Let's test the agent with a multi-step question that requires two tool calls: distance lookup, then travel time calculation. This is where you see if everything actually works together.

if __name__ == "__main__":
    print(run_agent_loop("How long to drive from Montreal to Boston at 60 mph?", max_turns=8))

Expected output:

Connecting Back to ReAct (the Paper)

So what does "ReAct: Synergizing Reasoning and Acting in Language Models" actually teach us? And how did it shape this tutorial?

The paper shows that when you interleave reasoning and action, you get much more robust behavior. Makes sense when you think about it - reasoning lets the model plan, actions let it get grounded information, and observations let it correct and update what it thought. It's like... actually, it's exactly like how we solve problems ourselves.

What's interesting is that ReAct outperformed both reasoning-only approaches (Chain-of-Thought) and acting-only approaches on tasks like HotpotQA and FEVER. It reduces hallucinations and error propagation by using external sources. The model can't just make stuff up when it has to check with tools.

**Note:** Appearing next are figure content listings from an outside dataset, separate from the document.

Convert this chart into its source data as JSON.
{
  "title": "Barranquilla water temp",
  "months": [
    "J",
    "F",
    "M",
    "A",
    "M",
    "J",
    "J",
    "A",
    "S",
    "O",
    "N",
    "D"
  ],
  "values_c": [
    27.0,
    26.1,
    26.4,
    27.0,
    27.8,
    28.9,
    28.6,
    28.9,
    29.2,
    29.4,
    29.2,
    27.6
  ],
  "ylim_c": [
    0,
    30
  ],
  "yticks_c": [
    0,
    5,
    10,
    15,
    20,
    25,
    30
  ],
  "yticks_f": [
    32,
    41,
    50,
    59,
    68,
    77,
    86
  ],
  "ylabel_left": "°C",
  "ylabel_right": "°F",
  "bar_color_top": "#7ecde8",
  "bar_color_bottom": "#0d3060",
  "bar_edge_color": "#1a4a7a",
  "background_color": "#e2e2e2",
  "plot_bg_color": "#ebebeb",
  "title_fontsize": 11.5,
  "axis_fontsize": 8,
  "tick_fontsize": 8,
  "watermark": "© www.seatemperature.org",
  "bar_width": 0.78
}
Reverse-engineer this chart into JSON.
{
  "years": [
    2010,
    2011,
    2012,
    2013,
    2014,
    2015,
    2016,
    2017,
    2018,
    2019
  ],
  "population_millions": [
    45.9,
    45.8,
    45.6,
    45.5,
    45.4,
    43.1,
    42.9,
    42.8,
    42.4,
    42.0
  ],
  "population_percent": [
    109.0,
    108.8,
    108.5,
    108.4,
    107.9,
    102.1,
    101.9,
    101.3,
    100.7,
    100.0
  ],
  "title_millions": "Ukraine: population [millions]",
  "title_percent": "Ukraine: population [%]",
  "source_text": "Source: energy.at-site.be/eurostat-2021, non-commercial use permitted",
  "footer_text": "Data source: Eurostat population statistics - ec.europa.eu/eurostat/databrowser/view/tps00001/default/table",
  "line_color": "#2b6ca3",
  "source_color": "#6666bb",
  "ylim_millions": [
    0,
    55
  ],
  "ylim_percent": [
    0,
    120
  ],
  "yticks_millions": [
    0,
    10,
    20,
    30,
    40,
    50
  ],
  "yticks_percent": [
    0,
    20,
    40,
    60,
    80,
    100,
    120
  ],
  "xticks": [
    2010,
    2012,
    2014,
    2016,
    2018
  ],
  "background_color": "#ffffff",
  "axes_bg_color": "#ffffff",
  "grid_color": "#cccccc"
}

The format we're using here is basically identical: Thought → Action → Observation → Thought → … → Answer. That gives you both interpretability and control. You can see exactly where things go wrong if they do.

And here's the thing - if you look at the frameworks you already use, they adopt very similar contracts. They make you define tool signatures, control loops, stopping criteria, all of it. This tutorial reproduces those pieces explicitly so you can actually see them working.

You're now set up to experiment. Add more tools, tweak the formats, change the logic - whatever you want. Doing this by hand teaches you what the frameworks automate. And honestly? That knowledge will make you a better builder and a much better debugger. When something goes wrong (and it will), you'll know exactly where to look.